Could Activision-Blizzard be Disney’s key to gaming?

But now that we’ve qualified this, let’s join in — should Disney, or Apple, or some other enormous corporation buy Activision-Blizzard to try and gobble up a hunk of that sweet, sweet gaming money? It should be noted that mobile gaming is the sweetest plum here — it’s where the majority of the money is. But another attraction is how Overwatch League and other esports ventures have positioned Activision and forged a link between them and Disney, since Disney is currently showing OWL matches on its TV networks. I don’t think that’s really going to lead Disney to buy Activision, but it’s a connection, and business has done stranger things with connections like that. The real question is, what would the impact of Disney buying Activision be?

We’re already in a position where Disney is so vast and owns so much intellectual property that they just dethroned themselves for the #1 highest grossing movie of all time. Looking at this list of the top 10 highest grossing films, the top five are all at least partially owned by Disney now. Yes, even Titanic. In fact, of those top 10 films, only two of them aren’t owned by Disney. Now, if they bought Activision-Blizzard, they would own the Warcraft, StarCraft, Overwatch, and Diablo franchises as well as the entirety of the Activision brand — the Call of Duty games and even more important to a mobile-focused future, King.com and the various games like Candy Crush. I’m willing to admit that I’m extremely nervous at the idea of Disney owning any more of my childhood obsessions. Especially since one assumes that Disney would then move properties it currently owns like Star Wars over to its new acquisition.

The Overwatch League broadcast deal also highlights another potential benefit to Disney. They’re very good at messaging and branding, and grabbing a rising phenomenon like OWL could pay off for them.

Like a Borg cube with mouse ears

On the one hand I’m sure a lot of people are sitting here imagining a Disney-owned Acti-Blizz making Avengers games, but the notoriously mobile-hostile Blizzard diehards would have to realize, it’s the mobile landscape these investors see as the most attractive aspect of all this. And if you think Activision is an evil corporate empire that abuses its power — and I’m not saying it doesn’t or isn’t — then just imagine what it would be like if it were owned by an even more massive corporation, one that is known for draconian enforcement of its copyright laws. Disney is one of the most massive media corporations on Earth, owning Activision-Blizzard would allow them to extend their reach into one of the fastest growing entertainment industries and one that they’ve failed at before.

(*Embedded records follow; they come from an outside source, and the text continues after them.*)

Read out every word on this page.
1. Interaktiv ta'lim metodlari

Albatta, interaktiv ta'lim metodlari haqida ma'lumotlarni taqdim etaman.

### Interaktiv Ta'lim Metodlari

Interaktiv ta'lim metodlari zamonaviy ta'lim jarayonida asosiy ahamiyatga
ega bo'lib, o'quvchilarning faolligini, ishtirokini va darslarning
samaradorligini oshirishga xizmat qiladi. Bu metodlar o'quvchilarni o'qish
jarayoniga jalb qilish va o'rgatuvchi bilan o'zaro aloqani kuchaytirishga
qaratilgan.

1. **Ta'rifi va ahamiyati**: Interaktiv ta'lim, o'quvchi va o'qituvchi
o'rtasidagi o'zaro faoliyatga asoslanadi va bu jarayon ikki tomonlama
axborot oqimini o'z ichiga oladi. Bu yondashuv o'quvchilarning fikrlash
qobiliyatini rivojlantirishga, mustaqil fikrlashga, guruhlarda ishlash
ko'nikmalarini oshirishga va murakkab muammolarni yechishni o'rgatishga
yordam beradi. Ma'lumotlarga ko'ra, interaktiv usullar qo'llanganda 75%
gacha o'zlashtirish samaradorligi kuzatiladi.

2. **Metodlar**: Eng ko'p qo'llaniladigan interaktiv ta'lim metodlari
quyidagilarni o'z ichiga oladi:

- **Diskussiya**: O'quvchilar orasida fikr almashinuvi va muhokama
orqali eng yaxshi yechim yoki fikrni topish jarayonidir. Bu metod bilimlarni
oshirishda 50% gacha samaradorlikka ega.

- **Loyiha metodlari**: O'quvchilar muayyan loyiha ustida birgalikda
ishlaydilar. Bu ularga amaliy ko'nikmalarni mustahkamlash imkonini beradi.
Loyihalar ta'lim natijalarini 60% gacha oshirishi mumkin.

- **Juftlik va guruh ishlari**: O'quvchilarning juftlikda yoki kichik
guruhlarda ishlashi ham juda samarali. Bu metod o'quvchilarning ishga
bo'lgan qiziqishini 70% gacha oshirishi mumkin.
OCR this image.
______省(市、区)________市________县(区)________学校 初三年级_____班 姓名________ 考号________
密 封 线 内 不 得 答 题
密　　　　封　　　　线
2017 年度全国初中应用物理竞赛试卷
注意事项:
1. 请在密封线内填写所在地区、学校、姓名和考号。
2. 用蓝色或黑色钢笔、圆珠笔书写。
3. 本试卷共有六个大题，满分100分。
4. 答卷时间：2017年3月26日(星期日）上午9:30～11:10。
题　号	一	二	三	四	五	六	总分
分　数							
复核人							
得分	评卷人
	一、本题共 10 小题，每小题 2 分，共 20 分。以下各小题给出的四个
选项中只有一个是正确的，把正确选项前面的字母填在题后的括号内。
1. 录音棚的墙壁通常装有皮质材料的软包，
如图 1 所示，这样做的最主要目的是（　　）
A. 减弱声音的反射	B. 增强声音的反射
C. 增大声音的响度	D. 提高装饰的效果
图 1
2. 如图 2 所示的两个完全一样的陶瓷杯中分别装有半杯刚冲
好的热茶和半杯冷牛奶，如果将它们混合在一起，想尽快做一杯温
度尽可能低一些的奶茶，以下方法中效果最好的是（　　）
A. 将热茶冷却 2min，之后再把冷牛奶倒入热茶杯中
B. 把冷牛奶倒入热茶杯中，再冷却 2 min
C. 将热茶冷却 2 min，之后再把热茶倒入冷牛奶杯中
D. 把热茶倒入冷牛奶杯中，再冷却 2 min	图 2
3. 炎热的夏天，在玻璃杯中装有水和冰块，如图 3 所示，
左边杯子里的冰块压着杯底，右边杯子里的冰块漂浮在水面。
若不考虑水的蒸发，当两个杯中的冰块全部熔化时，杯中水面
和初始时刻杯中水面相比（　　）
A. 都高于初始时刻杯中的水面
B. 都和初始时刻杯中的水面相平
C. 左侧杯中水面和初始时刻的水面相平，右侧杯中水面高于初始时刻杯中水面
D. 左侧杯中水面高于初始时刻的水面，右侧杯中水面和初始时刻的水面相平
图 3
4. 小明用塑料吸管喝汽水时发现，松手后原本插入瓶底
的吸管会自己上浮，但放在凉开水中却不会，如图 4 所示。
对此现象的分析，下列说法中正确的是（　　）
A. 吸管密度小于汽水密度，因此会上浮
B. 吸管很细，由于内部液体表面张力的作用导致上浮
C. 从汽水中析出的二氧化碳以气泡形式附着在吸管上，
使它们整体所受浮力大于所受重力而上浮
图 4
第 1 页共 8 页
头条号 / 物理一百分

Maybe it’s just me, but I look at this idea and I get nervous. It’s not hard to imagine in 20 years someone writing an article about how Disney owns 8 of the top 10 video game franchises and wondering how much we’d have lost for this corporation’s hegemony over all media. Game studios are chafing under the weight of big publishers as it is — remember how everyone cheered when Bungie got back the rights to the Destiny series? Now, imagine there’s just one big corporate entity, the one that was willing to extend copyright indefinitely so it could keep owning a cartoon mouse, and it owns every major gaming publisher. The fact that companies like Ubisoft, EA, Activision-Blizzard and Bethesda aren’t all under one corporate umbrella means that we have options and competition.

Of course, this is all just speculation. Activision hasn’t said it’s selling, Disney hasn’t said it’s buying. For all I know, in ten years Disney may well have decided to buy EA instead — they currently license Star Wars to them.